In September 1989, numerous constitutional amendments were passed by the Assembly of the Socialist Republic of Slovenia, which introduced parliamentary democracy to the country. The same year Action North both united the opposition and democratized communist establishment in Slovenia as the first defense action against Milošević's supporters' attacks, leading to Slovenian independence.

The word 'Socialist' was removed from the name of the then state on 7 March 1990. The socialist infrastructure was largely dissolved. The first open democratic election was held on 8 April 1990. The parliamentary elections were won by the opposition, known as the DEMOS coalition led by the dissident Jože Pučnik. At the same time, Milan Kučan, the former chairman of the League of Communists of Slovenia (ZKS), was elected President of the Republic.

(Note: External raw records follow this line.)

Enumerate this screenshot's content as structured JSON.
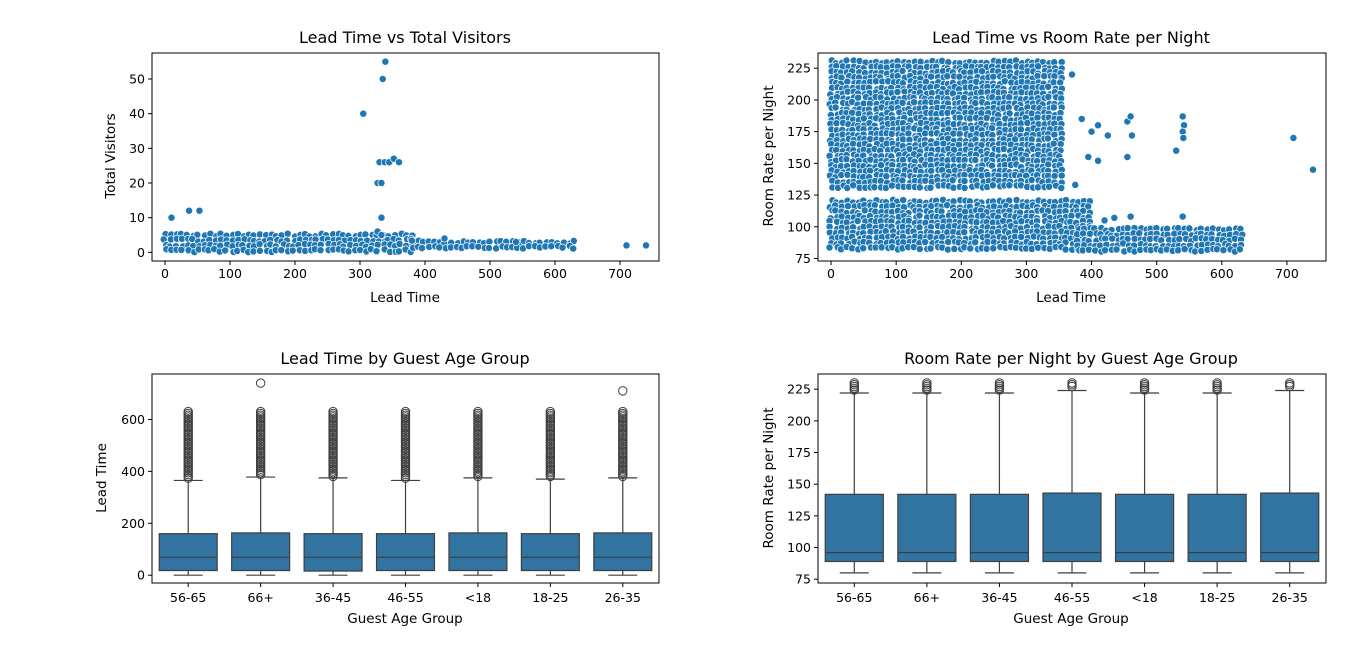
{
  "colors": {
    "marker": "#1f77b4",
    "box": "#3274a1",
    "edge": "#3f3f3f"
  },
  "chart_data": [
    {
      "type": "scatter",
      "title": "Lead Time vs Total Visitors",
      "xlabel": "Lead Time",
      "ylabel": "Total Visitors",
      "xlim": [
        -20,
        760
      ],
      "ylim": [
        -2.5,
        57.5
      ],
      "xticks": [
        0,
        100,
        200,
        300,
        400,
        500,
        600,
        700
      ],
      "yticks": [
        0,
        10,
        20,
        30,
        40,
        50
      ],
      "bands": [
        {
          "x_from": 0,
          "x_to": 380,
          "y_from": 0,
          "y_to": 5
        },
        {
          "x_from": 380,
          "x_to": 630,
          "y_from": 1,
          "y_to": 3
        }
      ],
      "points": [
        {
          "x": 10,
          "y": 10
        },
        {
          "x": 37,
          "y": 12
        },
        {
          "x": 53,
          "y": 12
        },
        {
          "x": 305,
          "y": 40
        },
        {
          "x": 335,
          "y": 50
        },
        {
          "x": 339,
          "y": 55
        },
        {
          "x": 327,
          "y": 20
        },
        {
          "x": 333,
          "y": 20
        },
        {
          "x": 330,
          "y": 26
        },
        {
          "x": 338,
          "y": 26
        },
        {
          "x": 345,
          "y": 26
        },
        {
          "x": 352,
          "y": 27
        },
        {
          "x": 360,
          "y": 26
        },
        {
          "x": 333,
          "y": 10
        },
        {
          "x": 327,
          "y": 6
        },
        {
          "x": 333,
          "y": 5
        },
        {
          "x": 710,
          "y": 2
        },
        {
          "x": 740,
          "y": 2
        },
        {
          "x": 540,
          "y": 3
        },
        {
          "x": 430,
          "y": 4
        }
      ]
    },
    {
      "type": "scatter",
      "title": "Lead Time vs Room Rate per Night",
      "xlabel": "Lead Time",
      "ylabel": "Room Rate per Night",
      "xlim": [
        -20,
        760
      ],
      "ylim": [
        73,
        237
      ],
      "xticks": [
        0,
        100,
        200,
        300,
        400,
        500,
        600,
        700
      ],
      "yticks": [
        75,
        100,
        125,
        150,
        175,
        200,
        225
      ],
      "bands": [
        {
          "x_from": 0,
          "x_to": 360,
          "y_from": 130,
          "y_to": 230
        },
        {
          "x_from": 0,
          "x_to": 400,
          "y_from": 80,
          "y_to": 120
        },
        {
          "x_from": 380,
          "x_to": 630,
          "y_from": 80,
          "y_to": 98
        }
      ],
      "points": [
        {
          "x": 370,
          "y": 220
        },
        {
          "x": 385,
          "y": 185
        },
        {
          "x": 400,
          "y": 175
        },
        {
          "x": 410,
          "y": 180
        },
        {
          "x": 425,
          "y": 172
        },
        {
          "x": 455,
          "y": 183
        },
        {
          "x": 460,
          "y": 187
        },
        {
          "x": 462,
          "y": 172
        },
        {
          "x": 455,
          "y": 155
        },
        {
          "x": 410,
          "y": 152
        },
        {
          "x": 395,
          "y": 155
        },
        {
          "x": 375,
          "y": 133
        },
        {
          "x": 530,
          "y": 160
        },
        {
          "x": 540,
          "y": 187
        },
        {
          "x": 542,
          "y": 180
        },
        {
          "x": 540,
          "y": 175
        },
        {
          "x": 541,
          "y": 170
        },
        {
          "x": 710,
          "y": 170
        },
        {
          "x": 740,
          "y": 145
        },
        {
          "x": 540,
          "y": 108
        },
        {
          "x": 460,
          "y": 108
        },
        {
          "x": 420,
          "y": 105
        },
        {
          "x": 435,
          "y": 107
        }
      ]
    },
    {
      "type": "box",
      "title": "Lead Time by Guest Age Group",
      "xlabel": "Guest Age Group",
      "ylabel": "Lead Time",
      "ylim": [
        -30,
        775
      ],
      "yticks": [
        0,
        200,
        400,
        600
      ],
      "categories": [
        "56-65",
        "66+",
        "36-45",
        "46-55",
        "<18",
        "18-25",
        "26-35"
      ],
      "boxes": [
        {
          "whislo": 0,
          "q1": 18,
          "med": 69,
          "q3": 160,
          "whishi": 365,
          "flier_from": 370,
          "flier_to": 630,
          "extra": []
        },
        {
          "whislo": 0,
          "q1": 18,
          "med": 69,
          "q3": 163,
          "whishi": 378,
          "flier_from": 383,
          "flier_to": 630,
          "extra": [
            740
          ]
        },
        {
          "whislo": 0,
          "q1": 16,
          "med": 69,
          "q3": 160,
          "whishi": 375,
          "flier_from": 380,
          "flier_to": 630,
          "extra": []
        },
        {
          "whislo": 0,
          "q1": 18,
          "med": 69,
          "q3": 160,
          "whishi": 365,
          "flier_from": 370,
          "flier_to": 630,
          "extra": []
        },
        {
          "whislo": 0,
          "q1": 18,
          "med": 69,
          "q3": 163,
          "whishi": 375,
          "flier_from": 380,
          "flier_to": 630,
          "extra": []
        },
        {
          "whislo": 0,
          "q1": 18,
          "med": 69,
          "q3": 160,
          "whishi": 370,
          "flier_from": 375,
          "flier_to": 630,
          "extra": []
        },
        {
          "whislo": 0,
          "q1": 18,
          "med": 69,
          "q3": 163,
          "whishi": 375,
          "flier_from": 380,
          "flier_to": 630,
          "extra": [
            710
          ]
        }
      ]
    },
    {
      "type": "box",
      "title": "Room Rate per Night by Guest Age Group",
      "xlabel": "Guest Age Group",
      "ylabel": "Room Rate per Night",
      "ylim": [
        72,
        237
      ],
      "yticks": [
        75,
        100,
        125,
        150,
        175,
        200,
        225
      ],
      "categories": [
        "56-65",
        "66+",
        "36-45",
        "46-55",
        "<18",
        "18-25",
        "26-35"
      ],
      "boxes": [
        {
          "whislo": 80,
          "q1": 89,
          "med": 96,
          "q3": 142,
          "whishi": 222,
          "flier_from": 223,
          "flier_to": 230,
          "extra": []
        },
        {
          "whislo": 80,
          "q1": 89,
          "med": 96,
          "q3": 142,
          "whishi": 222,
          "flier_from": 223,
          "flier_to": 230,
          "extra": []
        },
        {
          "whislo": 80,
          "q1": 89,
          "med": 96,
          "q3": 142,
          "whishi": 222,
          "flier_from": 223,
          "flier_to": 230,
          "extra": []
        },
        {
          "whislo": 80,
          "q1": 89,
          "med": 96,
          "q3": 143,
          "whishi": 224,
          "flier_from": 226,
          "flier_to": 230,
          "extra": []
        },
        {
          "whislo": 80,
          "q1": 89,
          "med": 96,
          "q3": 142,
          "whishi": 222,
          "flier_from": 223,
          "flier_to": 230,
          "extra": []
        },
        {
          "whislo": 80,
          "q1": 89,
          "med": 96,
          "q3": 142,
          "whishi": 222,
          "flier_from": 223,
          "flier_to": 230,
          "extra": []
        },
        {
          "whislo": 80,
          "q1": 89,
          "med": 96,
          "q3": 143,
          "whishi": 224,
          "flier_from": 226,
          "flier_to": 230,
          "extra": []
        }
      ]
    }
  ]
}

The democratically elected parliament nominated the Christian Democratic leader Lojze Peterle as Prime Minister, which effectively ended the 45-year-long rule of the Communist Party. During this period, Slovenia retained its old flag and coat of arms, and most of the previous symbols as it awaited the creation of new symbols that would eventually come after independence. The old national anthem, Naprej zastava slave, had already been replaced by the Zdravljica in March 1990.

On 23 December 1990, a referendum on independence was held in Slovenia, at which 94.8% of the voters (88.5% of the overall electorate) voted in favour of separation of Slovenia from Yugoslavia. On 25 June 1991, the acts about the Slovenian independence were passed by the Assembly; Slovenia was immediately recognized by likewise declared Croatia and it recognized the latter in kind. Following a short Ten-Day War, the military of Slovenia secured its independence; by the end of the year, its independence was recognized by the wider international community.